日本経済新聞の報道によると、日本のいくつかの大手企業は労働契約法施行を機に、相次いで従来の1~3年間の労働契約期間を3~5年間に延長した。同報道によると、松下電器産業とホンダが成果主義制度を導入し、従業員の労働態度、実績、能力に応じて個別評価をおこない、給料に反映させるシステムを取り入れた。また、よりすぐれた人材を確保するため、一部の日系大手企業は、中国支社及び中国工場の人事制度を見直し、長期雇用を前提にした人材戦略を推進する見込みであるという。

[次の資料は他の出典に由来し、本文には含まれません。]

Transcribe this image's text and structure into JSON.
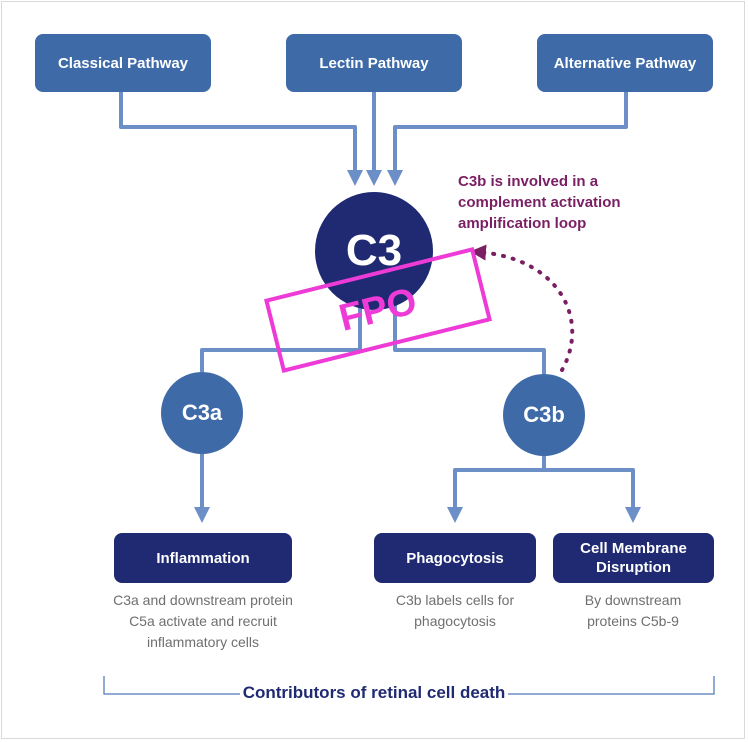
{
  "pathways": [
    {
      "label": "Classical Pathway"
    },
    {
      "label": "Lectin Pathway"
    },
    {
      "label": "Alternative Pathway"
    }
  ],
  "central": {
    "label": "C3"
  },
  "amplification_note": "C3b is involved in a complement activation amplification loop",
  "fpo_stamp": "FPO",
  "fragments": {
    "c3a": "C3a",
    "c3b": "C3b"
  },
  "outcomes": [
    {
      "label": "Inflammation",
      "description": "C3a and downstream protein C5a activate and recruit inflammatory cells"
    },
    {
      "label": "Phagocytosis",
      "description": "C3b labels cells for phagocytosis"
    },
    {
      "label": "Cell Membrane Disruption",
      "description": "By downstream proteins C5b-9"
    }
  ],
  "footer": {
    "label": "Contributors of retinal cell death"
  },
  "colors": {
    "pathway_box": "#3e6aa8",
    "dark_navy": "#1f2a72",
    "connector": "#6d8fc7",
    "loop_text": "#7a1f63",
    "fpo_magenta": "#ee3ad6"
  }
}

筆者もまた某日系企業に勤務しているが、ここでも給与体系の見直しを柱に、新たな人材戦略を導入し、条件に合う従業員とは固定期間のない労働契約を締結し始めた。目的は、長期に渡り悩みのタネであった人材の流失問題を根本的に改善するためだ。今回採用されることになった主な施策は、以下のとおりである。

  1. 自社の現状(マンパワー)に関する詳細な分析をおこなう。スタッフの基本情報(性別、年齢、学歴、専門分野など)、技術レベル、待遇(給与、福利厚生など)、雇用状況、契約期間などを整理、把握し、現状の自社のマンパワーとコストを掌握する。

  2. マンパワー管理部門の全体的業務レベルを高め、採用の中身を吟味し、雇用後に解雇せざるを得ない状況ができるだけ出現しないよう努力する。(労働契約法第40条の第2項ならびに第46条の第3項の定めたところによれば、雇用側は任に堪えない職員を解雇する場合、経済補償金を支払わなければならない。このため、日常の人材募集から、企業は必要な人材を的確に選べるよう、採用ミスを最小限にすべく努めねばならない)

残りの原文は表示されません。